The first study compared the relative merits of 12-weeks of aerobic conditioning to 12-weeks of strength training and its effect on cardiovascular fitness in sedentary young adults. The study clearly showed that “aerobic conditioning, but NOT strength training led to a significant increase in aerobic capacity”. Furthermore, the aerobic conditioning also decreased the subjects’ resting heart rate by 3.49 beats per minute.

The second 12-week study was devoted to an entirely different subject–comparing the intake of one cup of legumes per day versus consuming whole-wheat products with the goal of measuring the effects of diet on type 2 diabetes and coronary heart disease. The results in terms of heart rate were surprising; the resting heart rates of the group that consumed at least one cup of legumes per day decreased by 3.4 beats per minute.
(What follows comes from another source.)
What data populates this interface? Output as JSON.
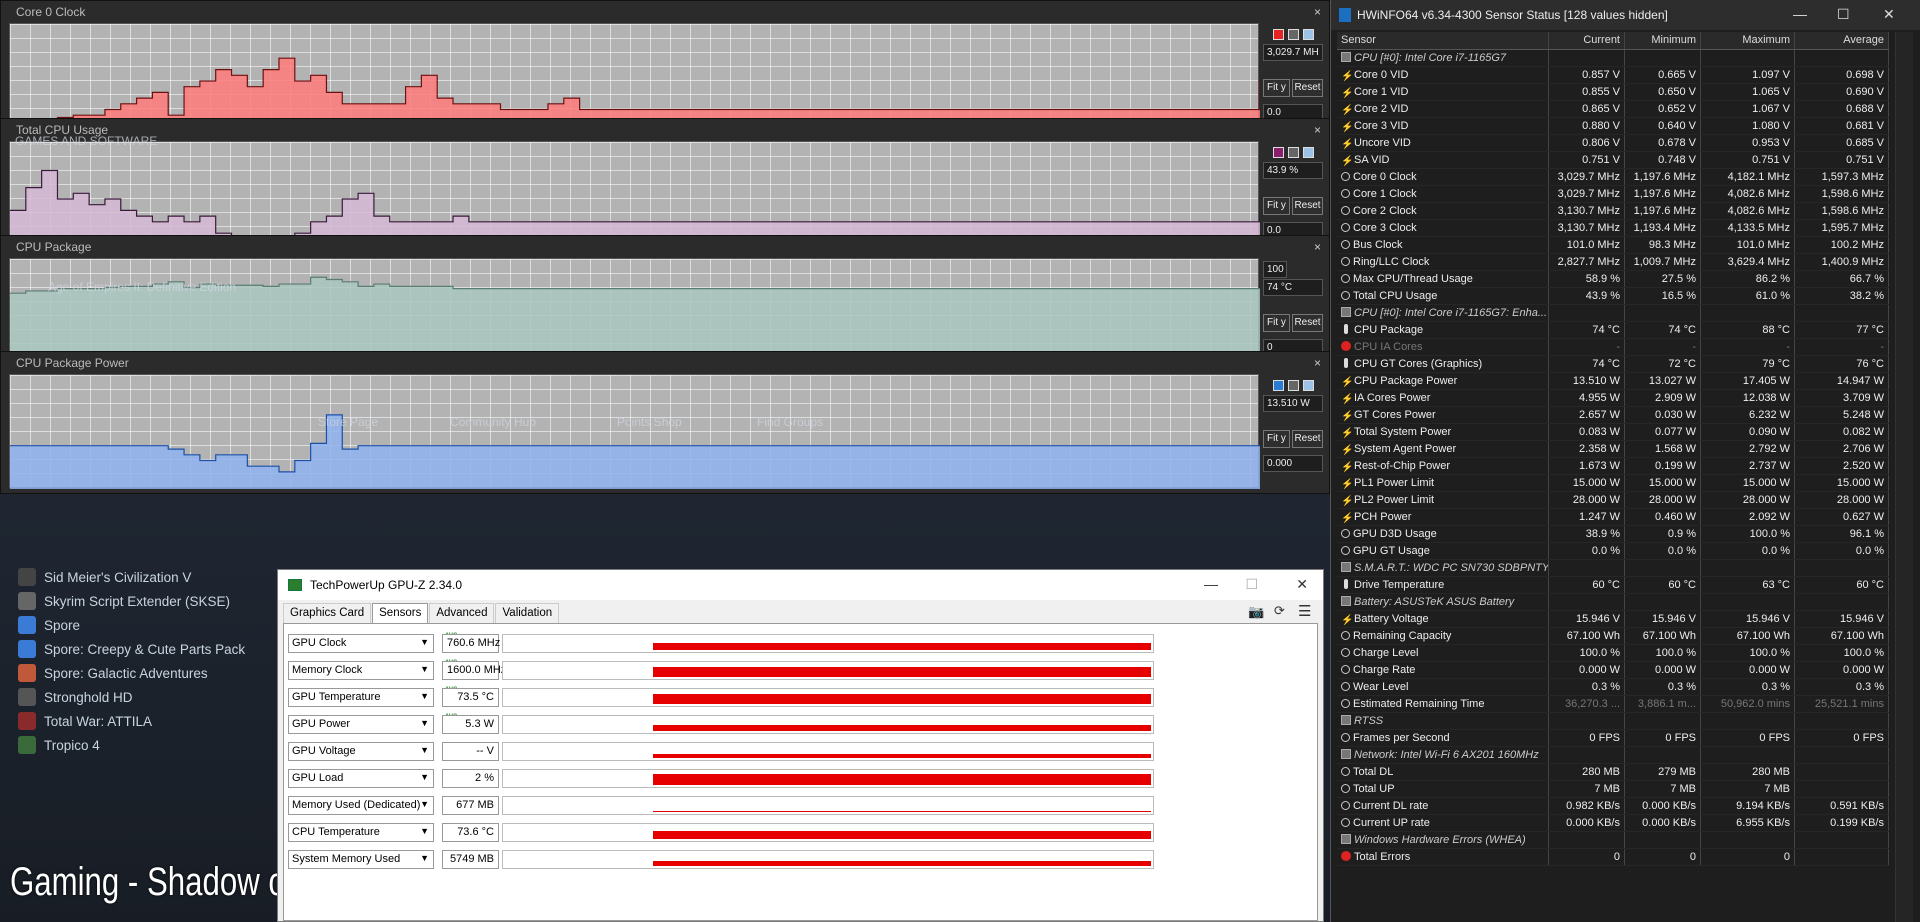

Therefore, in both studies, subjects decreased their heart rate by roughly 3.4 beats per minute. The difference was that, in the first group, the participants exercised (cycling, stair climbing, treadmill) 45-60 minutes a day, 3-4 days a week for 12 weeks.

In the second group, the participants just ate beans.

??In other words, you may be able to get a similar reduction in resting heart rate by spending 3-4 hours on a treadmill a week (for 12 weeks) or simply by adding one cup of beans to your daily diet for the same period of time.

(Researchers do not know why beans would have an effect on heart rate, but speculate that it might be due to its natural macro- and micronutrient composition and/or “the potential displacement value of vegetable protein foods in reducing animal protein foods.”)

It is not surprising that legume intake has been shown to be the most important predictor of survival in older people of different ethnicities from around the world.

In a study that looked at food factors across five different groups in Japan, Sweden, Greece and Australia, the only one associated with longer lifespan was legumes. In fact, for every 20 grams of daily legume intake, researchers saw an 8% reduction in risk of death. That’s only 2 tablespoons of beans, chickpeas, or lentils per day!

Tying It All Together

??Eating and being active play an incredibly important and inter-related role when it comes to your health and longevity.

Centenarians in the Blue Zones not only move naturally they eat well too (lots of beans!).

If you are following a low-fat, whole food, plant-based diet, you are already affecting your health — with your diet alone. In other words, you are halfway there.

Physical activity is then the perfect complement. Just add to your plant-based lifestyle a menu of ‘moving naturally’ type of physical activities—e.g. walking, vacuuming, and gardening.

The physical activity will give you extra health benefits. Plus if you have already been eating plenty of beans and greens, those benefits can be obtained with a much lower volume of physical activity.

Conversely, no amount of physical activity can completely counteract the negative effects of a poor diet.

So combine the best of both worlds—a whole food, plant-based diet with moving naturally and you can enter the Blue Zone too!